BUYER BEWARE: Importance of Due Dilligence in Mergers & Acquisitions

BUYER BEWARE: Importance of Due Dilligence in Mergers & Acquisitions

Nicolas V. Dolce, JD

Tech giant, Microsoft, made headlines last week when they publicly announced their recent acquisition of the industry leading video game publishing company, Activision – the deal is set to be worth in excess of $67 billion. While from the outside that figure seems colossal, if you dig a little deeper, it actually may prove to be quite the bargain.

Activision is one of the most well-known video game publishing companies, primarily because of its development of the “Call of Duty” franchise. Recently, Activision has made headlines for other reasons: facing down a high-profile sexual harassment lawsuit brought by multiple former female employees. The deal in place between Microsoft and Activision is what is commonly referred to as a “stock deal”, meaning Microsoft will take on not only the majority ownership interest, but also Activision’s legal responsibilities as part of the acquisition.

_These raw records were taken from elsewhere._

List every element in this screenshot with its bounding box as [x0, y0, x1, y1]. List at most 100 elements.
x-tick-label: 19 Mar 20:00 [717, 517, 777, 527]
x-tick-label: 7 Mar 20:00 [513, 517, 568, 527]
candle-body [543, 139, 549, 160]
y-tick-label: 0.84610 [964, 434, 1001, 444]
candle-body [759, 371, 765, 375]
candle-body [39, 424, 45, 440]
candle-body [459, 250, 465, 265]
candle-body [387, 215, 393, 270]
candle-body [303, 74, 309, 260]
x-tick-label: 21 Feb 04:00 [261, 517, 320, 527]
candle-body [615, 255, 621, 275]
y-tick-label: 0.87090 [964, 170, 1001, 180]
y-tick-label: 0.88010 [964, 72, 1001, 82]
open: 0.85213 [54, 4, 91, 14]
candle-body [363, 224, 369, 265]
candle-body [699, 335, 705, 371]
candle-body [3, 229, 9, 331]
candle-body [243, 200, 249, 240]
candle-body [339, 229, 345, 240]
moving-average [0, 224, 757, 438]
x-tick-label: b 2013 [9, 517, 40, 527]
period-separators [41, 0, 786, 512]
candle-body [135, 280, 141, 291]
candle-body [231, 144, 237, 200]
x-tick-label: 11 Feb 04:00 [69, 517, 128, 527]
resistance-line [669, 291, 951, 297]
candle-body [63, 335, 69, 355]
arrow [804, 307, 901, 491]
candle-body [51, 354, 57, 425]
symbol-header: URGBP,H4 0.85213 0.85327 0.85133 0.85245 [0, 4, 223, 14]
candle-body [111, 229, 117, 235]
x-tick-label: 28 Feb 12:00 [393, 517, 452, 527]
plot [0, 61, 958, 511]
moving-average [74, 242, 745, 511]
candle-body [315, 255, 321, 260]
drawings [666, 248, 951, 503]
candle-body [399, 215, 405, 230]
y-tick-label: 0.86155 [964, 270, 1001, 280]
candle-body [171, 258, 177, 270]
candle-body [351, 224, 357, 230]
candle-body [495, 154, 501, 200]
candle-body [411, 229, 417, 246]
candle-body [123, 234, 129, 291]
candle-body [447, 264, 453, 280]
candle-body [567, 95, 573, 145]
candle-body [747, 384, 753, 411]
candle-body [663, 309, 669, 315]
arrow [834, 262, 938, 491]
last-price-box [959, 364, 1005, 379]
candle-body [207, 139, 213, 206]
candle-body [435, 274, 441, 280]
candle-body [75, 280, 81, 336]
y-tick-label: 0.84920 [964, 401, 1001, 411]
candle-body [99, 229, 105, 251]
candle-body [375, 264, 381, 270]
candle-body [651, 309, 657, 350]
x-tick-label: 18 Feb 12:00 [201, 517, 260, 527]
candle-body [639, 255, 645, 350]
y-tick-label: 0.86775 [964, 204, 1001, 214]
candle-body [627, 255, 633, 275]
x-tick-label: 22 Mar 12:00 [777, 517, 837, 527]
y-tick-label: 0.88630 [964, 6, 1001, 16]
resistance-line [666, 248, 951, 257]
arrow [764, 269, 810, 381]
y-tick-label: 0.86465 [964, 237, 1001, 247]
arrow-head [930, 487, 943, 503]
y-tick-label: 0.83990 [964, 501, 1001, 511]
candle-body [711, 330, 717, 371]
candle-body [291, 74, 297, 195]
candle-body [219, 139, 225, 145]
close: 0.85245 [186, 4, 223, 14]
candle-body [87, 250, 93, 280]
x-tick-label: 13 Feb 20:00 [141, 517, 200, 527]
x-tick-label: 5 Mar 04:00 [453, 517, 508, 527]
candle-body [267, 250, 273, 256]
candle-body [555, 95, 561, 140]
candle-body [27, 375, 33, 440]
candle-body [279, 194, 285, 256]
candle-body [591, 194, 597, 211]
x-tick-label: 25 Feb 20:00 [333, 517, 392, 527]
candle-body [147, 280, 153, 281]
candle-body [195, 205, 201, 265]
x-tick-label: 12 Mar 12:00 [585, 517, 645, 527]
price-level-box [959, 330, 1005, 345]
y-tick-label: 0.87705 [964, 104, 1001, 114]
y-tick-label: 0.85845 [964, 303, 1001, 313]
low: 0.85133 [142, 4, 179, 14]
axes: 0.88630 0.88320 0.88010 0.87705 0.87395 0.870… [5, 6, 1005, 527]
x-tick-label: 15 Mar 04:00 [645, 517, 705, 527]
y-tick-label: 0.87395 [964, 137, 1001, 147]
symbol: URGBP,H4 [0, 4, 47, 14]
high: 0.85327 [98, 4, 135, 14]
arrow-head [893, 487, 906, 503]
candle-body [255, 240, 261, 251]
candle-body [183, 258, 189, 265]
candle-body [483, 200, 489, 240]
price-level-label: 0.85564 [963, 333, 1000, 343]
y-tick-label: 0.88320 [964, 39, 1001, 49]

In a recent Business Insider article examining the potential ramifications Microsoft faces by inheriting such legal troubles, author Katie Canales opines that the acquisition cost of the video game publisher is a rather conservative figure, stating “the $68.7 billion price tag may even reflect the costs associated with grappling with the legal woes.” Similar articles which have surveyed the acquisition state that Microsoft masterfully leveraged its position to get the best price possible – the tech giant is set to acquire a huge selection of intellectual property and game-development resources as we quickly approach the dawn of the virtual reality known as the “Metaverse”. For an industry powerhouse like Microsoft which generates $165+ billion in revenue annually, the cost associated with managing the lawsuit would be small potatoes. But the extent of the negative optics Microsoft potentially faces with the forthcoming lawsuit is yet to be determined, and only time will tell.

This is just one example which highlights the importance of due diligence necessary for businesses when considering the possibility of a merger or acquisition of another business, no matter the size or industry.